Not only did the scientists hone in on a precise extinction date for the St Paul mammoths — some 900 years later than scientists had previously thought — they were able to reconstruct a detailed series of events leading up to it.
Around 7800 years ago, Lake Hill started getting smaller and shallower, probably due to a shift toward a more arid climate. At first, this simply limited the mammoths’ freshwater supply. But eventually, the lake got so shallow that the water quality degraded rapidly. “It became muddy and fairly crappy to drink,” Wooller told Gizmodo. “That was probably the tipping point.”
Wooller and his colleagues suspect that the mammoths themselves are partially to blame for these changes. “When they started congregating around these limited water holes, they probably destroyed the vegetation [on the banks], causing more erosion and infilling of the lakes,” lead study author Russ Graham explained. “Ironically, the mammoths contributed to their own demise.”

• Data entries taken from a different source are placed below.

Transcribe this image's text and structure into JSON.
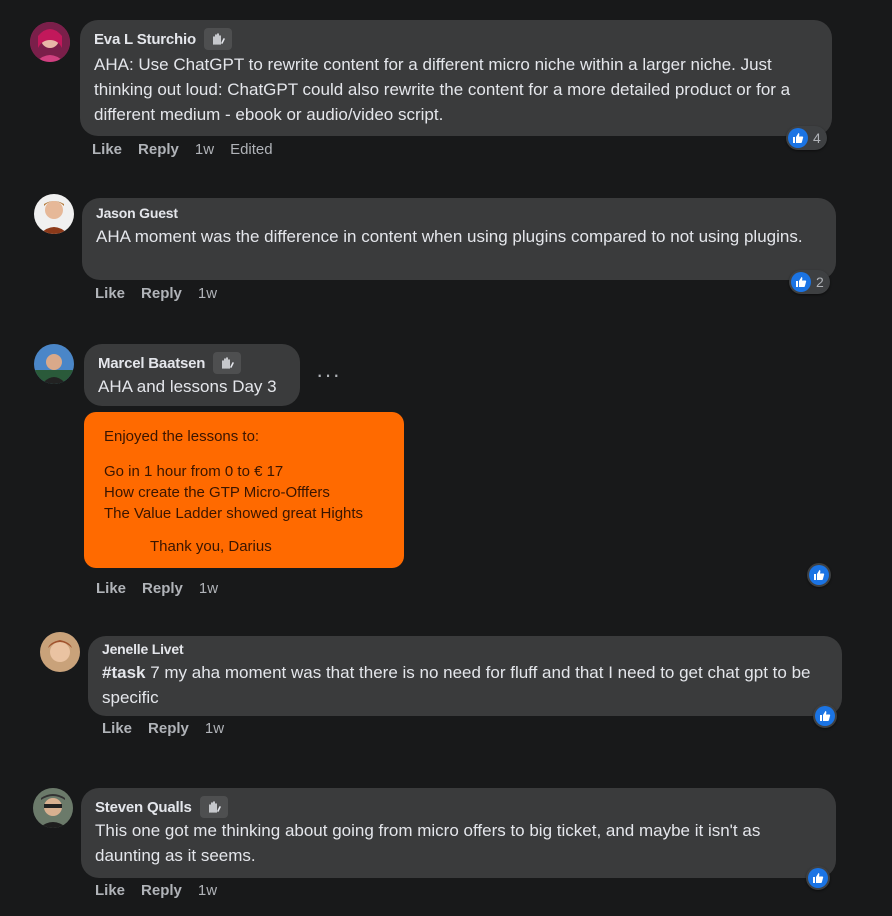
{
  "comments": [
    {
      "author": "Eva L Sturchio",
      "badge": "wave-badge-icon",
      "text": "AHA: Use ChatGPT to rewrite content for a different micro niche within a larger niche. Just thinking out loud: ChatGPT could also rewrite the content for a more detailed product or for a different medium - ebook or audio/video script.",
      "like": "Like",
      "reply": "Reply",
      "time": "1w",
      "edited": "Edited",
      "reactions": "4"
    },
    {
      "author": "Jason Guest",
      "text": "AHA moment was the difference in content when using plugins compared to not using plugins.",
      "like": "Like",
      "reply": "Reply",
      "time": "1w",
      "reactions": "2"
    },
    {
      "author": "Marcel Baatsen",
      "badge": "wave-badge-icon",
      "text": "AHA and lessons Day 3",
      "more": "···",
      "attachment": {
        "heading": "Enjoyed the lessons to:",
        "lines": [
          "Go in 1 hour from 0 to € 17",
          "How create the GTP Micro-Offfers",
          "The Value Ladder showed great Hights"
        ],
        "signature": "Thank you, Darius",
        "background": "#ff6a00"
      },
      "like": "Like",
      "reply": "Reply",
      "time": "1w"
    },
    {
      "author": "Jenelle Livet",
      "hashtag": "#task",
      "text": " 7 my aha moment was that there is no need for fluff and that I need to get chat gpt to be specific",
      "like": "Like",
      "reply": "Reply",
      "time": "1w"
    },
    {
      "author": "Steven Qualls",
      "badge": "wave-badge-icon",
      "text": "This one got me thinking about going from micro offers to big ticket, and maybe it isn't as daunting as it seems.",
      "like": "Like",
      "reply": "Reply",
      "time": "1w"
    }
  ],
  "colors": {
    "background": "#18191a",
    "bubble": "#3a3b3c",
    "like_blue": "#1b74e4",
    "secondary_text": "#b0b3b8"
  }
}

The end times of the St Paul mammoths highlight factors that could have led to the extinction of other straggler populations, including those found on Wrangle island off the north coast of Siberia. Wrangle island is much larger, which may explain why its mammoth population outlived the St Paul mammoths by more than a thousand years.
But at the end of the day, the Wrangle mammoths likely succumbed to similar problems of resource scarcity. “I suspect it was the same thing,” Wooller said, adding that a careful paleoenvironmental analysis is needed on Wrangle to confirm the hypothesis.
Graham pointed out that there is also evidence for humans co-existing with mammoths on Wrangle island, so the story might be more complex.
The extinction of the St Paul mammoths is also a cautionary tale in the age of human-caused climate change. Today, sea levels are once again rising, causing islands around the world to lose ground and decreasing the amount of space, food and freshwater available for their inhabitants. Indeed, several south Pacific islands are already facing water crises due to prolonged drought. Meanwhile, low-lying areas like South Florida risk losing their freshwater supply to direct saltwater encroachment.
“Fortunately, in very dire situations, humans have something mammoths don’t: They can get on a plane and leave,” Wooller said.
Of course, many island nations would rather not abandon ship, which is why they have been fighting tooth and nail for the world to adopt stricter carbon reductions policies to curb climate change. If the past is any indicator, time is of the essence.